A.
Sejarah Nichiren Soshu
Nichiren Soshu adalah sebuah aliran agama Buddha yang berasal dari
Jepang pada abad ke-13. Dipelopori oleh bikhu Nichiren Daishonin (1222-1282).
Sekte ini berpusat di Taisekiji, Fujinomina, propinsi Shizouka, Jepang. Sekte
ini merupakan pewaris Dharma kedua, Nikko Shonin dan Dharma ketiga, Nichimoku
Shonin, yang merupakan pendiri sekte ini.

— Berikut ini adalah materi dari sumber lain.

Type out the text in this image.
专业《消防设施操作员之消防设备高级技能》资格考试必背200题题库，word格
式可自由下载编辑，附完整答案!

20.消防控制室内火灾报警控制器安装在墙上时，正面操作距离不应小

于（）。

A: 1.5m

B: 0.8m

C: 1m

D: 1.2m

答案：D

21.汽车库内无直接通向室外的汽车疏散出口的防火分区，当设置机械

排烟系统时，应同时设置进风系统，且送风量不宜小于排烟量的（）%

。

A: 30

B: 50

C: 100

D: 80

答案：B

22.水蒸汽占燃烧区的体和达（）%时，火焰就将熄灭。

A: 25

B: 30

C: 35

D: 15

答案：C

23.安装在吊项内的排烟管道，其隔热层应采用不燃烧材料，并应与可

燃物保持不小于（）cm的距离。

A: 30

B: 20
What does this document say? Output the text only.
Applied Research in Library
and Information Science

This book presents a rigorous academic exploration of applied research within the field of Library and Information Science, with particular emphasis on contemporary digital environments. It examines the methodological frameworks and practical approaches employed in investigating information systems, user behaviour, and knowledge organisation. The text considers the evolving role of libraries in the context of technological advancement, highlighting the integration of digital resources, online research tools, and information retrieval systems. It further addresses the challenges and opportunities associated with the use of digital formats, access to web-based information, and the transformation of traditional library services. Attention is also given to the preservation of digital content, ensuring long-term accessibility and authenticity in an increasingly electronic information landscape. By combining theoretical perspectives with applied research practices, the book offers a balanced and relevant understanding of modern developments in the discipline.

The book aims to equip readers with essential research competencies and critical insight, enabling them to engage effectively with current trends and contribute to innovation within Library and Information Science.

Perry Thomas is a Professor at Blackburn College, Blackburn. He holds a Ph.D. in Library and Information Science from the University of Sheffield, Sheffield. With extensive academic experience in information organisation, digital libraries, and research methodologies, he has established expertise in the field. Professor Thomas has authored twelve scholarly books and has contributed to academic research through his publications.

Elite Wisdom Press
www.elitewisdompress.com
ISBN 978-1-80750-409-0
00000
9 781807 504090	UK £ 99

Agama Buddha menebar dari India ke Tiongkok, lalu ke Korea, dan
dari Korea kemudian masuk ke Jepang. Agama Buddha sangat terbuka mengungkapkan
dasar pendirian sektenya. Bila dilihat dari dasar Buddhaloginya, Nichiren Soshu
berawal dari Saddharma Pundarika Sutra versi terjemahan dari Kumarajiva, Sasta
Ichinen Sanzen, Hokke Mong-gu, dan Hokke Geng-gi, sebuah karya Mahaguru Tien
Tai, Mahaguru Mio Lo, dan Mahaguru Dengyo.
Di Tiongkok, Mahaguru Tien Tai menyebarluaskan Saddharma Pundarika
Sutra. Dalam bahasa Tionghoa, disebut dengan Miao Hua Lien Hwa Cing, dan
Myohorengekyo, dalam bahasa Jepang. Sutra Saddharma Pundarika adalah ajaran
Buddha mazhab Mahayana. Dari Tiongkok, lalu disebarluaskan ke Jepang oleh
Mahaguru Dengyo.
Setelah lebih dari 20 tahun mempelajari berbagai sutra dari
sekte-sekte berbagai kuil, maka beliau menyimpulkan bahwa hanya Saddharma
Pundarika Sutra yang merupakan ajaran pokok dari Buddha Sakyamuni yang dapat
menyelamatkan manusia dari berbagai penderitaan hidup dan mati. Sehingga, sejak
saat itu ia menyebut dirinya dengan sebutan “Nichiren”.
Tujuannya adalah untuk mengembalikan ajaran Buddha kepada bentuk
yang murni yang menjadi dasar bagi perbaikan masyarakat Jepang, dan melawan
ritualisme dan sintementalisme aliran tanah suci, patriotis, namun eksklusif.
Ia mengajarkan bahwa keselamatan dapat dicapai dengan mengucapkan kata-kata
suci.
Dari hasil studi dalam mempelajari agama-agama Buddha, ia menyadari
bahwa agama Buddha sudah terpecah-pecah dengan bermunculan beraneka ragam sekte.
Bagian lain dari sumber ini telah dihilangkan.